Because introducing privatization for its own sake is bad– profit always comes from somewhere: a teacher’s salary that would be higher than otherwise? An amount spent on the student that would be higher otherwise? Duplication of what state school district employees do otherwise? At an extreme, abuse of public funds leads to corruption and self-dealing by charter management organizations, and we can’t rely on an industry that essentially wrote and lobbied its own laws to also self-police.
Examples of fraudulent use of taxpayer money cited in Congresswoman Judy Chu’s proposed Charter School Good Governance and Transparency Act:
In Los Angeles, a principal at the New Academy Canoga Park Charter School allegedly misappropriated $2.6 million, which directly led the city to begin the process of closing the school.
An investigation into Philadelphia’s charter schools revealed that 13 schools were involved in complex real estate maneuvers, apparent conflicts of interest and lucrative CEO salary arrangements. The city’s investigation has resulted in 9 criminal investigations by the US Attorney’s Office.
In Texas, a statewide audit revealed that half of all the charter schools in the state had overestimated enrollment counts, resulting in an extra $26 million in payments to charter schools. The state estimates that it will only be able to recoup $17 million because $9 million went to charter schools that have closed their doors.
This is ultimately why, given my layperson’s understanding of how charter schools are managed, I feel uncomfortable with charter management organizations increasing the share of administrative work they do and funneling public money to textbook suppliers and curriculum developers without taking advantage of economies of scale, and why I oppose the excessive use of state education money for “consultants” to either existing public or charter schools (who primarily exist to perpetuate their own livelihoods). Public auditing of charter schools and existing public schools should be widely available.

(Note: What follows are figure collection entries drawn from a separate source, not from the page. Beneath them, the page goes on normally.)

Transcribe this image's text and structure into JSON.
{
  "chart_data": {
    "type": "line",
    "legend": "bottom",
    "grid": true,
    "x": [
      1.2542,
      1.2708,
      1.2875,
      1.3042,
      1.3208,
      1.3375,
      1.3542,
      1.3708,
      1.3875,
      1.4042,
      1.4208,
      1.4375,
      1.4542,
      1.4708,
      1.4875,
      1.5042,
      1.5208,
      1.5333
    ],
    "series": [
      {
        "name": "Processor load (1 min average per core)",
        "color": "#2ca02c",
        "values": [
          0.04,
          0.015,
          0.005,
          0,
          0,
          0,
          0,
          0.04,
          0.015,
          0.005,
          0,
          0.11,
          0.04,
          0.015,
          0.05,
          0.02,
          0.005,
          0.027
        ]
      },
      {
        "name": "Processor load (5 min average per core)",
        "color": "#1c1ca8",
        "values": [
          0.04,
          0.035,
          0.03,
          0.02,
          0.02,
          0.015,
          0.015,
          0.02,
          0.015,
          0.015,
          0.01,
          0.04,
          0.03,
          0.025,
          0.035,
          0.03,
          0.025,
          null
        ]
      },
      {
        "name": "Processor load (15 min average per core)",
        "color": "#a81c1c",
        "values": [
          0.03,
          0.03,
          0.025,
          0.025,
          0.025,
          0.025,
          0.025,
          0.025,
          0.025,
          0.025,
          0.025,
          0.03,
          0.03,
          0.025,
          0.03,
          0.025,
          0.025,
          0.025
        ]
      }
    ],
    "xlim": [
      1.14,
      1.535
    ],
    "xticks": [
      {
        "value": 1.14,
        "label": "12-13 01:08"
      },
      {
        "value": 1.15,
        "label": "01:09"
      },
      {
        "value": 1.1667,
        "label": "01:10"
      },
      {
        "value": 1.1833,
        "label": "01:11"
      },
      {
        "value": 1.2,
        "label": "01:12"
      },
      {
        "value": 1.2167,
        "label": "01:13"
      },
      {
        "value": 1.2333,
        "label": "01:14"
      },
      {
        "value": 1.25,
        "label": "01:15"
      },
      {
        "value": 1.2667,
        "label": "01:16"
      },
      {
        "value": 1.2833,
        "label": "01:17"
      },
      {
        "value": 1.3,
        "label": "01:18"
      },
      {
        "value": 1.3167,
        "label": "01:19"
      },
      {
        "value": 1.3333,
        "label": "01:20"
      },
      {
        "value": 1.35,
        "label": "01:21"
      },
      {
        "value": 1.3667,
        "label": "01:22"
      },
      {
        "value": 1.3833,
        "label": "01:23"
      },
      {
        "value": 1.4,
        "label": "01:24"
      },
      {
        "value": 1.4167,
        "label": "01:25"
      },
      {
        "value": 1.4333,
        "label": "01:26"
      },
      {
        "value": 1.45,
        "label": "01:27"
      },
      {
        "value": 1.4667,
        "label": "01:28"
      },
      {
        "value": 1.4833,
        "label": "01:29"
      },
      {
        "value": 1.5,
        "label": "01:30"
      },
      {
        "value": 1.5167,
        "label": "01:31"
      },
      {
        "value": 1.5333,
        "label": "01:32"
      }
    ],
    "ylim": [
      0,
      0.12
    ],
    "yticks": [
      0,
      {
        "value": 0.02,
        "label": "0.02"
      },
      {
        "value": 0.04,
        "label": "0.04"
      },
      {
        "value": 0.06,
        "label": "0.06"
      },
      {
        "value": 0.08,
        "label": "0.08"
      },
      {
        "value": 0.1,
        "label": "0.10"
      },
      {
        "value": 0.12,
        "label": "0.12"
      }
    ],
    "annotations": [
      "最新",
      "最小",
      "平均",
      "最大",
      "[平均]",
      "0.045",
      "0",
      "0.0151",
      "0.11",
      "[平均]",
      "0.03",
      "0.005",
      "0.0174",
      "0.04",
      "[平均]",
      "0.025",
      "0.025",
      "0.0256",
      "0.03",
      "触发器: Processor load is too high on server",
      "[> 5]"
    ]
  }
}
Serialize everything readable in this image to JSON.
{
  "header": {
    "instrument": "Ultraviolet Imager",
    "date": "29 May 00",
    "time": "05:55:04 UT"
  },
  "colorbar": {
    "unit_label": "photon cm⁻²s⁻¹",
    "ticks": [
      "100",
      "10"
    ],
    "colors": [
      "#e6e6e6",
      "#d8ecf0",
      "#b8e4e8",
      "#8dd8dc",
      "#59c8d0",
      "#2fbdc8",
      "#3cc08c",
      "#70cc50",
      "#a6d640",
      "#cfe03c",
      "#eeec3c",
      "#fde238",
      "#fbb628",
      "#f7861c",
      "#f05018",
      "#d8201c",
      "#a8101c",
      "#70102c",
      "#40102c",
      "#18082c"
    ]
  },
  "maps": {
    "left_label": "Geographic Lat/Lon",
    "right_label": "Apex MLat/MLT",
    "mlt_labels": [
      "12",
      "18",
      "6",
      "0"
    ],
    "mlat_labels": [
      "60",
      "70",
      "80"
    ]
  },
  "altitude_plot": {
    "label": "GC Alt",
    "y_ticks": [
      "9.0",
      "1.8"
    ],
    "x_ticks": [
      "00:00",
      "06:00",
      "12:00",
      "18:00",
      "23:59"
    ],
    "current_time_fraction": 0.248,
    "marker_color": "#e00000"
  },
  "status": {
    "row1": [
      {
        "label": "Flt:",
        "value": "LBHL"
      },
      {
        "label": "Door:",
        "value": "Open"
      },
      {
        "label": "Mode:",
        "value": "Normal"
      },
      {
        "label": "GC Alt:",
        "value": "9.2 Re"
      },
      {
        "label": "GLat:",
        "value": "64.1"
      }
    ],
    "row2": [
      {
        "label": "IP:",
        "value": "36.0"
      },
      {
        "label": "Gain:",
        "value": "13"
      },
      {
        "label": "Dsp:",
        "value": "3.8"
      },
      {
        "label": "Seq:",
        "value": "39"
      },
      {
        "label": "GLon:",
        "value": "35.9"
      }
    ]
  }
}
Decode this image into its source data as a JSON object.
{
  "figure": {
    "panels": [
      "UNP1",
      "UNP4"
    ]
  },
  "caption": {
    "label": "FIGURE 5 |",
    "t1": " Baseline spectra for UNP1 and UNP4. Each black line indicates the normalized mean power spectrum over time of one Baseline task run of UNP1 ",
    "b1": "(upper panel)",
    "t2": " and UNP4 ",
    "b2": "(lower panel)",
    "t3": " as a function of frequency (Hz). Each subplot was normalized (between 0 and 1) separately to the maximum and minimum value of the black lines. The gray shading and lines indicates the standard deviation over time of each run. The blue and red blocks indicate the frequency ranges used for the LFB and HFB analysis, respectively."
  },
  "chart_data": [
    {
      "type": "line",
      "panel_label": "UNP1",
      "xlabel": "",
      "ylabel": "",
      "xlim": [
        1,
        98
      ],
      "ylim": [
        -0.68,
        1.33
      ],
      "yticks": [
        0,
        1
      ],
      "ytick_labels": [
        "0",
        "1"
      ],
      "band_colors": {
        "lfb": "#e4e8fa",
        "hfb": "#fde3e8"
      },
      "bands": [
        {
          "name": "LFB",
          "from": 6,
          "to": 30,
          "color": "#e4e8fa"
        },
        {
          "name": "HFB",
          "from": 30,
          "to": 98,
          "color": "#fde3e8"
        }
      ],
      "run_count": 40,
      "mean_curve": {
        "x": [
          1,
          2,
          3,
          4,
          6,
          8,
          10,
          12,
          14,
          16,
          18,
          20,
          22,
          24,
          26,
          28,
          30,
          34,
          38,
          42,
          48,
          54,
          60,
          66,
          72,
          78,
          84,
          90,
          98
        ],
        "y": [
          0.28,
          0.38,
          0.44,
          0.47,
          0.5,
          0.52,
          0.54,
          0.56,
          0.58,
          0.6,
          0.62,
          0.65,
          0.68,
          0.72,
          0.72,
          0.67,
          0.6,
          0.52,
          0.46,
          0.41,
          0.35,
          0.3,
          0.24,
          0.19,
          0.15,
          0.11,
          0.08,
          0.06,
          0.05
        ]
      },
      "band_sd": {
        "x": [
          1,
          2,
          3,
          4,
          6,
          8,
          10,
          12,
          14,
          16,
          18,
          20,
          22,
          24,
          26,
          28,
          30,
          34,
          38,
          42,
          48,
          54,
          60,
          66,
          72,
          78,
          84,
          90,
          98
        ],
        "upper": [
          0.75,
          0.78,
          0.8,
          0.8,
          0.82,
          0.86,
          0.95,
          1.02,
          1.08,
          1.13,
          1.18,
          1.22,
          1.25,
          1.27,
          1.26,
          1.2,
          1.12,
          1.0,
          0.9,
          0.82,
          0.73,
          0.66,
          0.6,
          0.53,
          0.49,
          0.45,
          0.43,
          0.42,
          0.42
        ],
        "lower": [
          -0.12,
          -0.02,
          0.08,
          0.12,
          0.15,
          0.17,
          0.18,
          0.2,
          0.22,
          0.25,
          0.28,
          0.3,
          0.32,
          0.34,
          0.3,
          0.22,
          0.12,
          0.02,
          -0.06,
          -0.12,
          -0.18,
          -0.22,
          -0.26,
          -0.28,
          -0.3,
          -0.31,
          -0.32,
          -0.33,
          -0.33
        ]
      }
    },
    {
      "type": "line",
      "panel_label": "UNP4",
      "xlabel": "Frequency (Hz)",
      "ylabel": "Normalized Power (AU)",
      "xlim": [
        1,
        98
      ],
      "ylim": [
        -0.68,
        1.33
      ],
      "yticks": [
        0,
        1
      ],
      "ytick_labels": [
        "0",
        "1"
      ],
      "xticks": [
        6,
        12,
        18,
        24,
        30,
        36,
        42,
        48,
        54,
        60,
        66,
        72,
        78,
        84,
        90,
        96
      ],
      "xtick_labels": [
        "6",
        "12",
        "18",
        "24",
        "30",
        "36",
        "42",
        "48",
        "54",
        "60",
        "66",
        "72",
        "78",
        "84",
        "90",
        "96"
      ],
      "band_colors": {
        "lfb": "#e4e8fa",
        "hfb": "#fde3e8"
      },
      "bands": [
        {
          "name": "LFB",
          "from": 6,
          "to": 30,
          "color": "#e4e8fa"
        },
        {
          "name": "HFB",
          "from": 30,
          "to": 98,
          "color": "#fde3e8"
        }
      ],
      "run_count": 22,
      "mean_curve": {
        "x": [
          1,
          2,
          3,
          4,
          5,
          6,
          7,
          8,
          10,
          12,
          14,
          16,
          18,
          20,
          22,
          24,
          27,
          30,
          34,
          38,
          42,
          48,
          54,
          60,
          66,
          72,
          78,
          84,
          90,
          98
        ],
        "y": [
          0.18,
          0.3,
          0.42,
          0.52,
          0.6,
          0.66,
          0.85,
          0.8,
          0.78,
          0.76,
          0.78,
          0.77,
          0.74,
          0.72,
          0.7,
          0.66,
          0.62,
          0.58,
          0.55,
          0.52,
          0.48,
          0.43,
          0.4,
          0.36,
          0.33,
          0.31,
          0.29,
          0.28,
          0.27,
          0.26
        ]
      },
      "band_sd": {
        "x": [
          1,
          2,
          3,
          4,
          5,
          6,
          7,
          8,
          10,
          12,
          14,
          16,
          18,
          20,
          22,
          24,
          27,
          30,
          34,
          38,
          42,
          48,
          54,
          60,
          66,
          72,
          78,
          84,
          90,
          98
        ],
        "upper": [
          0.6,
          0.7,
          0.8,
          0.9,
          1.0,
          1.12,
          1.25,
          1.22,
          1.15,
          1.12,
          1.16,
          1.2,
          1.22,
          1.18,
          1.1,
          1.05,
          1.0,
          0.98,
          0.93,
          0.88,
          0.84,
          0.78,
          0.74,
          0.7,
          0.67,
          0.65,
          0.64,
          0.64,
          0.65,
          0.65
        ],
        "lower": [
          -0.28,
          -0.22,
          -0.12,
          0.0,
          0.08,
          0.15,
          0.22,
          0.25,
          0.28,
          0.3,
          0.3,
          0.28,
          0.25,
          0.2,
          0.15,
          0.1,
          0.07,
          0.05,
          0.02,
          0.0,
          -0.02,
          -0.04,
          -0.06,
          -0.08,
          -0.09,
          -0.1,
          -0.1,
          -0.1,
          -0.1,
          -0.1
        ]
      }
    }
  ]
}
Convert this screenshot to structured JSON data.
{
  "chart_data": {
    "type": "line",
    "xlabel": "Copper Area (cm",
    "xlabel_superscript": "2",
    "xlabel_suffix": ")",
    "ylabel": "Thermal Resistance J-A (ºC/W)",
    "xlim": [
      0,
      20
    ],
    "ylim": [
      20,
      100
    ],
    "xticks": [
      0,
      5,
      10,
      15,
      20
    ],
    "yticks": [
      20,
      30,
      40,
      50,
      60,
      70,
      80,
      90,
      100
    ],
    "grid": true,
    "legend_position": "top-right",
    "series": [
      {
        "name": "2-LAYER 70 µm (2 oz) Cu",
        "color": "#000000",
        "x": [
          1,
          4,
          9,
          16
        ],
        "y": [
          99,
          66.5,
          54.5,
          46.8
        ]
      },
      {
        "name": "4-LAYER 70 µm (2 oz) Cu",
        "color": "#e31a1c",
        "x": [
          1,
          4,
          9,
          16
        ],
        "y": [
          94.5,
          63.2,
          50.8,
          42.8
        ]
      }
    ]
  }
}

Kids should come first. To steal from kids from impoverished or working class backgrounds who simply want to flee bad local schools but end up in a badly or criminally-run charter school is abominable. And teachers should have the freedom to teach the state-mandated curriculum in the way that’s worked well and is meaningful to them without being locked into curriculum that, however well-designed, imposes another kind of uniformity that many parents and children seek to escape from their unresponsive local schools.
DISCLOSURE: As stated at the top of this post, I and four other bloggers attended a showing of Waiting for Superman as guests of the charter home school company, K12. The other bloggers are (host) SoCalMom, YvonneInLA, Elise’sRamblings, and Sarah’sBlog. I appreciate K12.com’s generosity in enabling me to see a matinee at my favorite Hollywood theatre.
I look forward to learning more about charter schools and how they’re run. I’m genuinely excited about charters as laboratories for experimentation and I know teachers at my child’s public school borrow and incorporate tools that have been tested in private, charter, and existing public schools. At the same time, I believe taxpayer support for public schools, where all can receive a tuition-free education, is probably the single most precious gift I personally (my parents as well) have received from America and regardless of what personal choices I make for my own child’s schooling (in this case public elementary), I happily pay taxes toward everyone’s education.